James has his own plan: to have Farnsworth killed while the insurance man is dressed as the outlaw so that James and his soon-to-be "widow", Cora Lee Collins, can collect on the $100,000 insurance policy. Farnsworth avoids several attempts on his life while he and Collins fall in love.

After the last attempt is made on his life, Farnsworth impersonates the Justice of the Peace, who is supposed to marry James and Collins. Farnsworth and Collins make a run for it in buckboard wagon, with her driving and he having fallen through and having to run as fast as he can stuck in that position. They end up in a gun battle with the James Gang; several Western heroes from television and the movies make their cameos to surreptitiously help Farnsworth.

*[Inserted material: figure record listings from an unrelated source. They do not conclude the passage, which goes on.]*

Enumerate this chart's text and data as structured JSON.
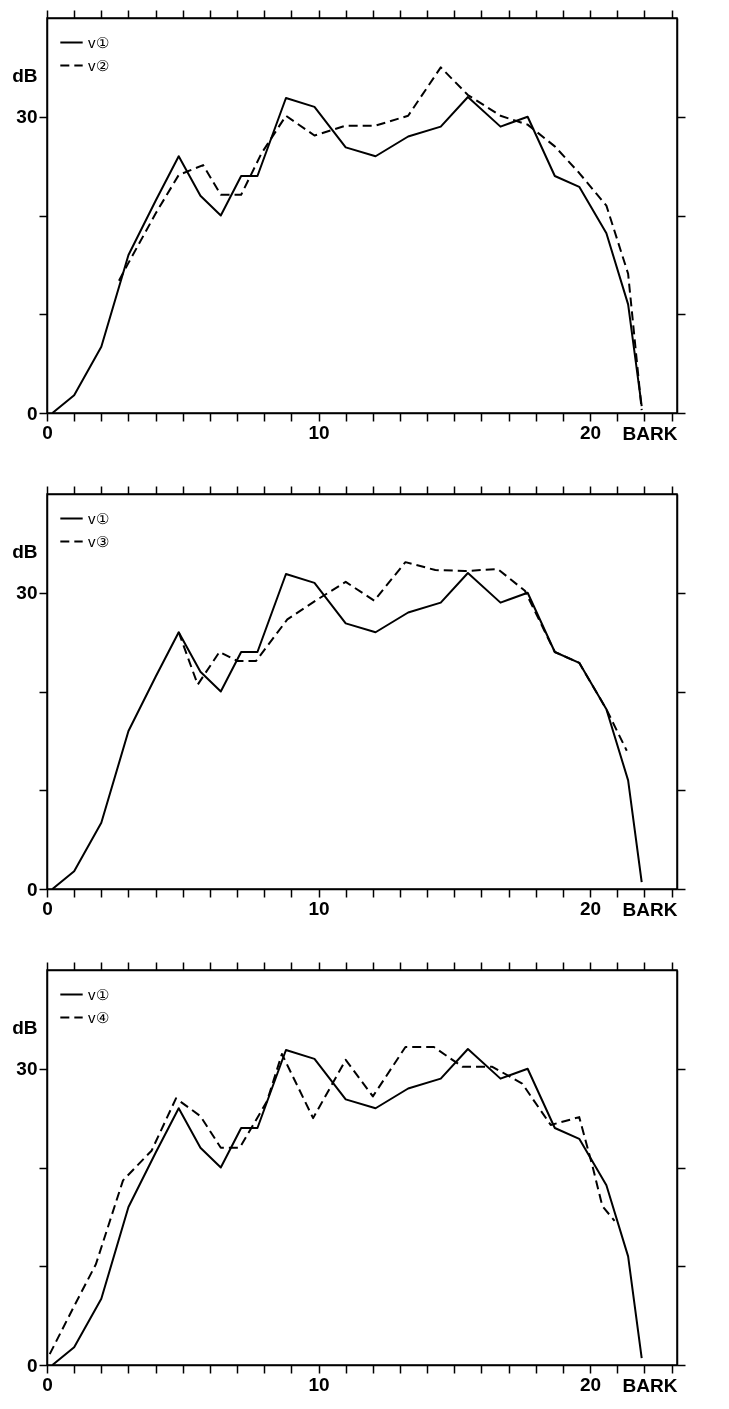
{
  "chart_data": [
    {
      "type": "line",
      "xlabel": "BARK",
      "ylabel": "dB",
      "xlim": [
        0,
        23.2
      ],
      "ylim": [
        0,
        40
      ],
      "xticks": [
        {
          "value": 0,
          "label": "0"
        },
        {
          "value": 1,
          "label": null
        },
        {
          "value": 2,
          "label": null
        },
        {
          "value": 3,
          "label": null
        },
        {
          "value": 4,
          "label": null
        },
        {
          "value": 5,
          "label": null
        },
        {
          "value": 6,
          "label": null
        },
        {
          "value": 7,
          "label": null
        },
        {
          "value": 8,
          "label": null
        },
        {
          "value": 9,
          "label": null
        },
        {
          "value": 10,
          "label": "10"
        },
        {
          "value": 11,
          "label": null
        },
        {
          "value": 12,
          "label": null
        },
        {
          "value": 13,
          "label": null
        },
        {
          "value": 14,
          "label": null
        },
        {
          "value": 15,
          "label": null
        },
        {
          "value": 16,
          "label": null
        },
        {
          "value": 17,
          "label": null
        },
        {
          "value": 18,
          "label": null
        },
        {
          "value": 19,
          "label": null
        },
        {
          "value": 20,
          "label": "20"
        },
        {
          "value": 21,
          "label": null
        },
        {
          "value": 22,
          "label": null
        },
        {
          "value": 23,
          "label": null
        }
      ],
      "yticks": [
        {
          "value": 0,
          "label": "0"
        },
        {
          "value": 10,
          "label": null
        },
        {
          "value": 20,
          "label": null
        },
        {
          "value": 30,
          "label": "30"
        }
      ],
      "legend": "top left",
      "grid": false,
      "series": [
        {
          "name": "v①",
          "color": "#000000",
          "line_style": "solid",
          "x": [
            0.2,
            1,
            2,
            3,
            4,
            4.85,
            5.65,
            6.4,
            7.15,
            7.75,
            8.8,
            9.85,
            11,
            12.1,
            13.3,
            14.5,
            15.5,
            16.7,
            17.7,
            18.7,
            19.6,
            20.6,
            21.4,
            21.9
          ],
          "values": [
            0,
            1.8,
            6.7,
            16,
            21.5,
            26,
            22,
            20,
            24,
            24,
            31.9,
            31,
            26.9,
            26,
            28,
            29,
            32,
            29,
            30,
            24,
            22.9,
            18.2,
            11,
            0.7
          ]
        },
        {
          "name": "v②",
          "color": "#000000",
          "line_style": "dashed",
          "x": [
            2.65,
            3,
            4,
            4.85,
            5.75,
            6.4,
            7.15,
            7.9,
            8.8,
            9.85,
            11,
            12.1,
            13.3,
            14.5,
            15.5,
            16.7,
            17.7,
            18.7,
            19.6,
            20.6,
            21.4,
            21.9
          ],
          "values": [
            13.4,
            15.2,
            20.2,
            24.1,
            25.1,
            22.1,
            22.1,
            26.3,
            30.1,
            28.1,
            29.1,
            29.1,
            30.1,
            35,
            32.2,
            30.1,
            29.2,
            27,
            24.3,
            21,
            14.1,
            0.3
          ]
        }
      ]
    },
    {
      "type": "line",
      "xlabel": "BARK",
      "ylabel": "dB",
      "xlim": [
        0,
        23.2
      ],
      "ylim": [
        0,
        40
      ],
      "xticks": [
        {
          "value": 0,
          "label": "0"
        },
        {
          "value": 1,
          "label": null
        },
        {
          "value": 2,
          "label": null
        },
        {
          "value": 3,
          "label": null
        },
        {
          "value": 4,
          "label": null
        },
        {
          "value": 5,
          "label": null
        },
        {
          "value": 6,
          "label": null
        },
        {
          "value": 7,
          "label": null
        },
        {
          "value": 8,
          "label": null
        },
        {
          "value": 9,
          "label": null
        },
        {
          "value": 10,
          "label": "10"
        },
        {
          "value": 11,
          "label": null
        },
        {
          "value": 12,
          "label": null
        },
        {
          "value": 13,
          "label": null
        },
        {
          "value": 14,
          "label": null
        },
        {
          "value": 15,
          "label": null
        },
        {
          "value": 16,
          "label": null
        },
        {
          "value": 17,
          "label": null
        },
        {
          "value": 18,
          "label": null
        },
        {
          "value": 19,
          "label": null
        },
        {
          "value": 20,
          "label": "20"
        },
        {
          "value": 21,
          "label": null
        },
        {
          "value": 22,
          "label": null
        },
        {
          "value": 23,
          "label": null
        }
      ],
      "yticks": [
        {
          "value": 0,
          "label": "0"
        },
        {
          "value": 10,
          "label": null
        },
        {
          "value": 20,
          "label": null
        },
        {
          "value": 30,
          "label": "30"
        }
      ],
      "legend": "top left",
      "grid": false,
      "series": [
        {
          "name": "v①",
          "color": "#000000",
          "line_style": "solid",
          "x": [
            0.2,
            1,
            2,
            3,
            4,
            4.85,
            5.65,
            6.4,
            7.15,
            7.75,
            8.8,
            9.85,
            11,
            12.1,
            13.3,
            14.5,
            15.5,
            16.7,
            17.7,
            18.7,
            19.6,
            20.6,
            21.4,
            21.9
          ],
          "values": [
            0,
            1.8,
            6.7,
            16,
            21.5,
            26,
            22,
            20,
            24,
            24,
            31.9,
            31,
            26.9,
            26,
            28,
            29,
            32,
            29,
            30,
            24,
            22.9,
            18.2,
            11,
            0.7
          ]
        },
        {
          "name": "v③",
          "color": "#000000",
          "line_style": "dashed",
          "x": [
            4.85,
            5.55,
            6.35,
            7,
            7.7,
            8.85,
            9.95,
            11,
            12.05,
            13.2,
            14.3,
            15.4,
            16.6,
            17.6,
            18.7,
            19.6,
            20.6,
            21.35
          ],
          "values": [
            26,
            20.7,
            24,
            23.1,
            23.1,
            27.3,
            29.3,
            31.1,
            29.2,
            33.1,
            32.3,
            32.2,
            32.4,
            30.2,
            24,
            22.9,
            18.2,
            14
          ]
        }
      ]
    },
    {
      "type": "line",
      "xlabel": "BARK",
      "ylabel": "dB",
      "xlim": [
        0,
        23.2
      ],
      "ylim": [
        0,
        40
      ],
      "xticks": [
        {
          "value": 0,
          "label": "0"
        },
        {
          "value": 1,
          "label": null
        },
        {
          "value": 2,
          "label": null
        },
        {
          "value": 3,
          "label": null
        },
        {
          "value": 4,
          "label": null
        },
        {
          "value": 5,
          "label": null
        },
        {
          "value": 6,
          "label": null
        },
        {
          "value": 7,
          "label": null
        },
        {
          "value": 8,
          "label": null
        },
        {
          "value": 9,
          "label": null
        },
        {
          "value": 10,
          "label": "10"
        },
        {
          "value": 11,
          "label": null
        },
        {
          "value": 12,
          "label": null
        },
        {
          "value": 13,
          "label": null
        },
        {
          "value": 14,
          "label": null
        },
        {
          "value": 15,
          "label": null
        },
        {
          "value": 16,
          "label": null
        },
        {
          "value": 17,
          "label": null
        },
        {
          "value": 18,
          "label": null
        },
        {
          "value": 19,
          "label": null
        },
        {
          "value": 20,
          "label": "20"
        },
        {
          "value": 21,
          "label": null
        },
        {
          "value": 22,
          "label": null
        },
        {
          "value": 23,
          "label": null
        }
      ],
      "yticks": [
        {
          "value": 0,
          "label": "0"
        },
        {
          "value": 10,
          "label": null
        },
        {
          "value": 20,
          "label": null
        },
        {
          "value": 30,
          "label": "30"
        }
      ],
      "legend": "top left",
      "grid": false,
      "series": [
        {
          "name": "v①",
          "color": "#000000",
          "line_style": "solid",
          "x": [
            0.2,
            1,
            2,
            3,
            4,
            4.85,
            5.65,
            6.4,
            7.15,
            7.75,
            8.8,
            9.85,
            11,
            12.1,
            13.3,
            14.5,
            15.5,
            16.7,
            17.7,
            18.7,
            19.6,
            20.6,
            21.4,
            21.9
          ],
          "values": [
            0,
            1.8,
            6.7,
            16,
            21.5,
            26,
            22,
            20,
            24,
            24,
            31.9,
            31,
            26.9,
            26,
            28,
            29,
            32,
            29,
            30,
            24,
            22.9,
            18.2,
            11,
            0.7
          ]
        },
        {
          "name": "v④",
          "color": "#000000",
          "line_style": "dashed",
          "x": [
            0.1,
            0.95,
            1.8,
            2.8,
            3.85,
            4.75,
            5.65,
            6.4,
            7.1,
            8.1,
            8.65,
            9.8,
            11,
            12,
            13.2,
            14.25,
            15.3,
            16.4,
            17.5,
            18.55,
            19.6,
            20.1,
            20.45,
            20.9
          ],
          "values": [
            1.1,
            5.7,
            10.2,
            18.7,
            21.7,
            27,
            25.2,
            22,
            22,
            26.7,
            31.5,
            25,
            30.9,
            27.2,
            32.2,
            32.2,
            30.2,
            30.2,
            28.5,
            24.3,
            25.1,
            20,
            16.1,
            14.6
          ]
        }
      ]
    }
  ]
}
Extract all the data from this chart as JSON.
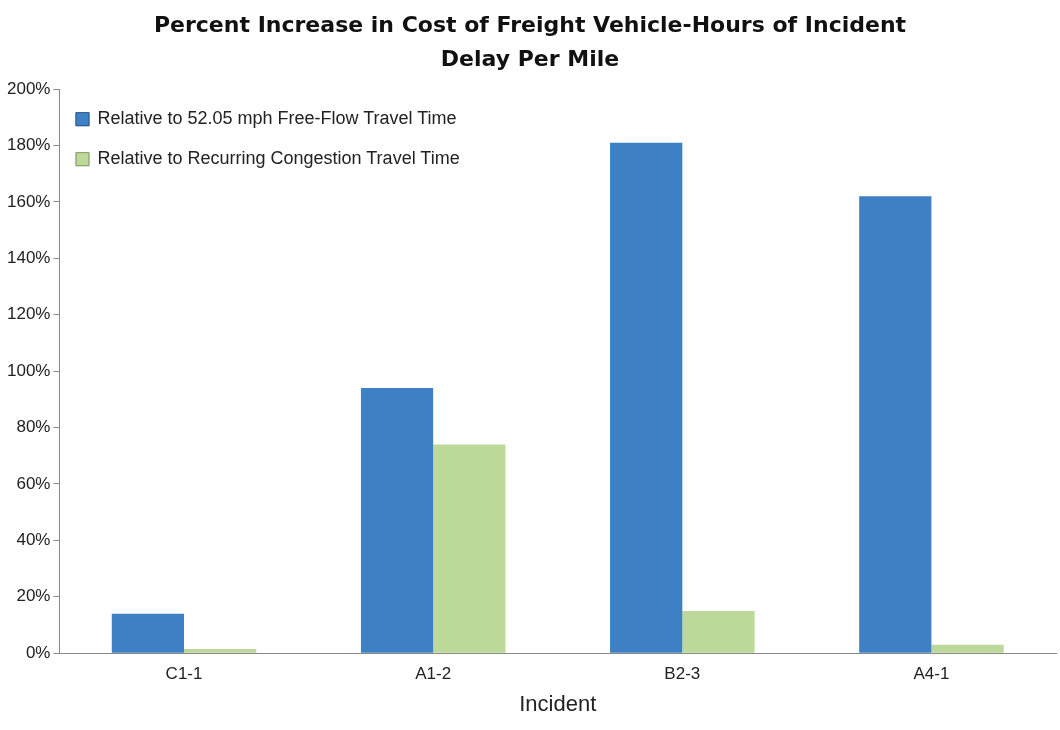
{
  "chart_data": {
    "type": "bar",
    "title": "Percent Increase in Cost of Freight Vehicle-Hours of Incident Delay Per Mile",
    "xlabel": "Incident",
    "categories": [
      "C1-1",
      "A1-2",
      "B2-3",
      "A4-1"
    ],
    "series": [
      {
        "name": "Relative to 52.05 mph Free-Flow Travel Time",
        "color": "#3d80c3",
        "values": [
          14,
          94,
          181,
          162
        ]
      },
      {
        "name": "Relative to Recurring Congestion Travel Time",
        "color": "#bcd99a",
        "values": [
          1.5,
          74,
          15,
          3
        ]
      }
    ],
    "ylim": [
      0,
      200
    ],
    "yticks": [
      {
        "value": 0,
        "label": "0%"
      },
      {
        "value": 20,
        "label": "20%"
      },
      {
        "value": 40,
        "label": "40%"
      },
      {
        "value": 60,
        "label": "60%"
      },
      {
        "value": 80,
        "label": "80%"
      },
      {
        "value": 100,
        "label": "100%"
      },
      {
        "value": 120,
        "label": "120%"
      },
      {
        "value": 140,
        "label": "140%"
      },
      {
        "value": 160,
        "label": "160%"
      },
      {
        "value": 180,
        "label": "180%"
      },
      {
        "value": 200,
        "label": "200%"
      }
    ],
    "grid": false,
    "legend": "top left"
  }
}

In the end, Farnsworth is celebrated as a hero, marries Collins, and becomes president of the insurance company. He boasts to a potential client that he offers protection for every contingency. His secretary announces Mrs. Farnsworth. It is Collins, followed by their six red-headed children, the youngest a pair of twins. "Well, you can't get insurance against everything," he says to the audience. His wife whispers in his ear and, as "The end" appears on screen, Farnsworth shrugs and rolls his eyes at the audience.

==Cast==
- Bob Hope as Milford Farnsworth
- Rhonda Fleming as Cora Lee Collins
- Wendell Corey as Jesse James
- Scatman Crothers as a train porter
- Gloria Talbott as Princess Irawanie
- Jim Davis as Frank James
- Will Wright as Titus Queasley
- Mary Young as 'Ma' James
- Jack Lambert as Snake Brice
- Mickey Finn as Tough #2 in Dirty Dog Saloon
- Bob Gunderson as James Gang member
- Fred Kohler, Jr. as James Gang member
- Ethan Laidlaw as James Gang member
- Glenn Strange as James Gang member
- Trigger (horse) as Trigger

==Production==
William Bowers wrote the script with Bud Beauchamp based on a story that Bob Hope owned. They wrote it in four weeks.
==Cameo appearances==
The gunfight scene at the end of the film features a number of cameo appearances by movie and television personalities who help Farnsworth and Collins defeat the James Gang. Although none are identified by character name in the film, each actor is dressed in the costume they wear playing the iconic Western character he or she portrayed on television or film. Most repeat the cliché of blowing non-existent smoke from their gun barrels, and they speak dialogue evoking their characters.

- Hugh O'Brian as Wyatt Earp: "That got 'em!"
- Ward Bond as Major Seth Adams from WagonTrain: "Well, back to the wagon."
- James Arness as Marshal Matt Dillon in the television series Gunsmoke: "Well, another one for boot hill."
- Roy Rogers (as himself), known for his radio and television programs, and many films, including an earlier Hope western, Son of Paleface.
- Fess Parker as Davy Crockett, as he portrayed him in the Disney film and television miniseries, says, "Shoot at my friend, will ya", as he moves to reload his flintlock (which does smoke).
- Gail Davis as Annie Oakley: "A little high…"
- Gary Cooper as himself: "Yep". Cooper also wears a dark blue shirt, a black hat and a badge. He is not dressed as Will Kane from High Noon.
- Jay Silverheels as Tonto, the Lone Ranger's partner on the television show, shoots one of the villains with an arrow. "Paleface bite dust."
- Bing Crosby, dressed in TV-style Western regalia and wearing a badge, ends the gunfight by shooting Jesse James' gun out of his hand. Crosby coughs when blowing into his gun, shakes his head, then shrugs and says to the audience, "This fellow needs all the help he can get," a reference to similar comments breaking the fourth wall in the Hope and Crosby "Road to…" pictures.
Following the theatrical release of the film, some later versions did not include all the cameos due to myriad legal problems with the rights, but Hope's clout at the time was so great that he managed to gather a dazzling array of screen cowboys for the original. The 2007 MGM Movie Legends DVD release of the film includes all of the cameos. The print streamed on TCM.com in August 2023 including all of the actors listed above.